Sample or Throttle High-Volume LLM Telemetry
LLM workloads can produce large volumes of telemetry. Use sampling and filtering in Pipelines to keep what matters most: expensive requests, errors, guardrail activity, and representative samples of routine traffic–lowering noise and downstream storage and compute cost.
You might:
- Retain all spans where total tokens exceed a threshold.
- Sample low-token requests at a low rate.
- Always keep spans that show errors or guardrail activity.
Use Sample and Drop Functions
Layer Sampling and Drop Functions in a Pipeline so you can keep errors, guardrail hits, and costly requests while trimming routine traffic.

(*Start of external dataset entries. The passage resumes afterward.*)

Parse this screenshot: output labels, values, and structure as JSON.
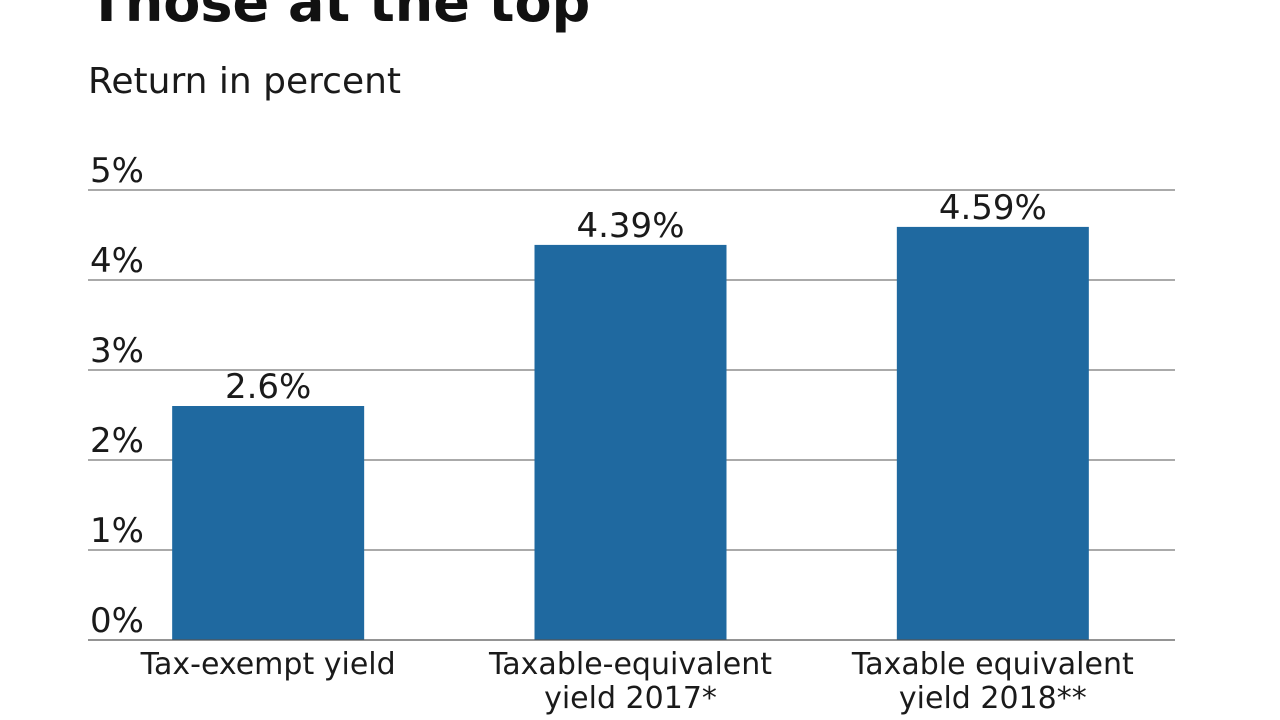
{
  "title": "Those at the top",
  "subtitle": "Return in percent",
  "colors": {
    "bar": "#1f69a0",
    "grid": "#555555",
    "text": "#1a1a1a"
  },
  "chart_data": {
    "type": "bar",
    "categories": [
      [
        "Tax-exempt yield"
      ],
      [
        "Taxable-equivalent",
        "yield 2017*"
      ],
      [
        "Taxable equivalent",
        "yield 2018**"
      ]
    ],
    "values": [
      2.6,
      4.39,
      4.59
    ],
    "data_labels": [
      "2.6%",
      "4.39%",
      "4.59%"
    ],
    "ylim": [
      0,
      5
    ],
    "yticks": [
      0,
      1,
      2,
      3,
      4,
      5
    ],
    "ytick_labels": [
      "0%",
      "1%",
      "2%",
      "3%",
      "4%",
      "5%"
    ],
    "grid": true,
    "xlabel": "",
    "ylabel": ""
  }
}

- On the Route that handles your LLM spans, attach a Pipeline.
- Add Sampling Functions for probabilistic sampling, or Drop Functions for rule-based exclusion.

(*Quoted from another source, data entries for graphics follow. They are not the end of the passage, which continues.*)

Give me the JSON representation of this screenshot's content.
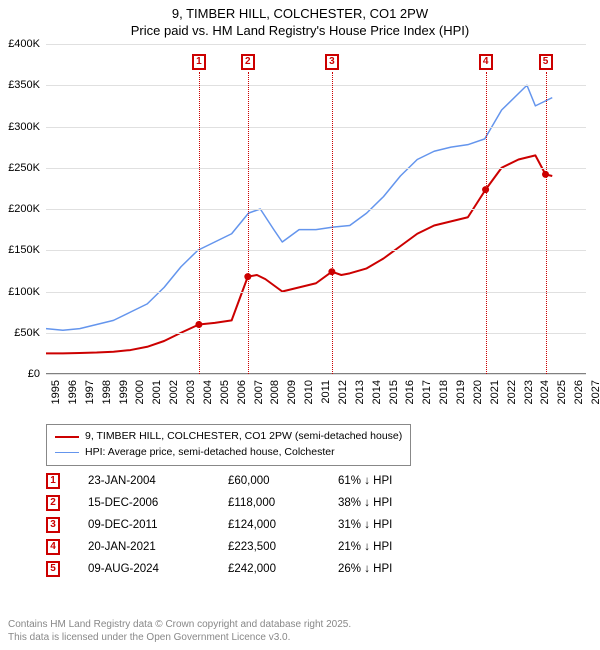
{
  "title": {
    "line1": "9, TIMBER HILL, COLCHESTER, CO1 2PW",
    "line2": "Price paid vs. HM Land Registry's House Price Index (HPI)"
  },
  "chart": {
    "type": "line",
    "background_color": "#ffffff",
    "grid_color": "#e0e0e0",
    "axis_color": "#000000",
    "label_fontsize": 11,
    "xlim": [
      1995,
      2027
    ],
    "ylim": [
      0,
      400000
    ],
    "ytick_step": 50000,
    "y_ticks": [
      "£0",
      "£50K",
      "£100K",
      "£150K",
      "£200K",
      "£250K",
      "£300K",
      "£350K",
      "£400K"
    ],
    "x_ticks": [
      "1995",
      "1996",
      "1997",
      "1998",
      "1999",
      "2000",
      "2001",
      "2002",
      "2003",
      "2004",
      "2005",
      "2006",
      "2007",
      "2008",
      "2009",
      "2010",
      "2011",
      "2012",
      "2013",
      "2014",
      "2015",
      "2016",
      "2017",
      "2018",
      "2019",
      "2020",
      "2021",
      "2022",
      "2023",
      "2024",
      "2025",
      "2026",
      "2027"
    ],
    "series": [
      {
        "name": "price_paid",
        "label": "9, TIMBER HILL, COLCHESTER, CO1 2PW (semi-detached house)",
        "color": "#cc0000",
        "line_width": 2,
        "points": [
          [
            1995.0,
            25000
          ],
          [
            1996.0,
            25000
          ],
          [
            1997.0,
            25500
          ],
          [
            1998.0,
            26000
          ],
          [
            1999.0,
            27000
          ],
          [
            2000.0,
            29000
          ],
          [
            2001.0,
            33000
          ],
          [
            2002.0,
            40000
          ],
          [
            2003.0,
            50000
          ],
          [
            2004.06,
            60000
          ],
          [
            2005.0,
            62000
          ],
          [
            2006.0,
            65000
          ],
          [
            2006.96,
            118000
          ],
          [
            2007.5,
            120000
          ],
          [
            2008.0,
            115000
          ],
          [
            2009.0,
            100000
          ],
          [
            2010.0,
            105000
          ],
          [
            2011.0,
            110000
          ],
          [
            2011.94,
            124000
          ],
          [
            2012.5,
            120000
          ],
          [
            2013.0,
            122000
          ],
          [
            2014.0,
            128000
          ],
          [
            2015.0,
            140000
          ],
          [
            2016.0,
            155000
          ],
          [
            2017.0,
            170000
          ],
          [
            2018.0,
            180000
          ],
          [
            2019.0,
            185000
          ],
          [
            2020.0,
            190000
          ],
          [
            2021.05,
            223500
          ],
          [
            2022.0,
            250000
          ],
          [
            2023.0,
            260000
          ],
          [
            2024.0,
            265000
          ],
          [
            2024.6,
            242000
          ],
          [
            2025.0,
            240000
          ]
        ],
        "sale_markers_x": [
          2004.06,
          2006.96,
          2011.94,
          2021.05,
          2024.6
        ],
        "sale_markers_y": [
          60000,
          118000,
          124000,
          223500,
          242000
        ]
      },
      {
        "name": "hpi",
        "label": "HPI: Average price, semi-detached house, Colchester",
        "color": "#6495ed",
        "line_width": 1.5,
        "points": [
          [
            1995.0,
            55000
          ],
          [
            1996.0,
            53000
          ],
          [
            1997.0,
            55000
          ],
          [
            1998.0,
            60000
          ],
          [
            1999.0,
            65000
          ],
          [
            2000.0,
            75000
          ],
          [
            2001.0,
            85000
          ],
          [
            2002.0,
            105000
          ],
          [
            2003.0,
            130000
          ],
          [
            2004.0,
            150000
          ],
          [
            2005.0,
            160000
          ],
          [
            2006.0,
            170000
          ],
          [
            2007.0,
            195000
          ],
          [
            2007.7,
            200000
          ],
          [
            2008.5,
            175000
          ],
          [
            2009.0,
            160000
          ],
          [
            2010.0,
            175000
          ],
          [
            2011.0,
            175000
          ],
          [
            2012.0,
            178000
          ],
          [
            2013.0,
            180000
          ],
          [
            2014.0,
            195000
          ],
          [
            2015.0,
            215000
          ],
          [
            2016.0,
            240000
          ],
          [
            2017.0,
            260000
          ],
          [
            2018.0,
            270000
          ],
          [
            2019.0,
            275000
          ],
          [
            2020.0,
            278000
          ],
          [
            2021.0,
            285000
          ],
          [
            2022.0,
            320000
          ],
          [
            2023.0,
            340000
          ],
          [
            2023.5,
            350000
          ],
          [
            2024.0,
            325000
          ],
          [
            2025.0,
            335000
          ]
        ]
      }
    ],
    "annotation_markers": [
      {
        "n": "1",
        "x": 2004.06
      },
      {
        "n": "2",
        "x": 2006.96
      },
      {
        "n": "3",
        "x": 2011.94
      },
      {
        "n": "4",
        "x": 2021.05
      },
      {
        "n": "5",
        "x": 2024.6
      }
    ]
  },
  "legend": {
    "border_color": "#888888",
    "items": [
      {
        "color": "#cc0000",
        "width": 2,
        "label": "9, TIMBER HILL, COLCHESTER, CO1 2PW (semi-detached house)"
      },
      {
        "color": "#6495ed",
        "width": 1.5,
        "label": "HPI: Average price, semi-detached house, Colchester"
      }
    ]
  },
  "sales": [
    {
      "n": "1",
      "date": "23-JAN-2004",
      "price": "£60,000",
      "pct": "61% ↓ HPI"
    },
    {
      "n": "2",
      "date": "15-DEC-2006",
      "price": "£118,000",
      "pct": "38% ↓ HPI"
    },
    {
      "n": "3",
      "date": "09-DEC-2011",
      "price": "£124,000",
      "pct": "31% ↓ HPI"
    },
    {
      "n": "4",
      "date": "20-JAN-2021",
      "price": "£223,500",
      "pct": "21% ↓ HPI"
    },
    {
      "n": "5",
      "date": "09-AUG-2024",
      "price": "£242,000",
      "pct": "26% ↓ HPI"
    }
  ],
  "footer": {
    "line1": "Contains HM Land Registry data © Crown copyright and database right 2025.",
    "line2": "This data is licensed under the Open Government Licence v3.0."
  }
}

- Filter on token or cost fields (for example, total tokens per request, or per-request cost if available).
- Combine with other fields: service or application name, environment, user or tenant metadata, and error or status indicators.
This approach keeps full visibility into costly, anomalous, or security-relevant activity while trimming bulk low-signal events.

Prerequisites
- LLM spans that include token counts, cost, status, or other fields you can use in Filters.
- Agreement on sampling policies (for example, always keep errors, sample successes).
See LLM Telemetry Use Cases in Cribl for typical field names.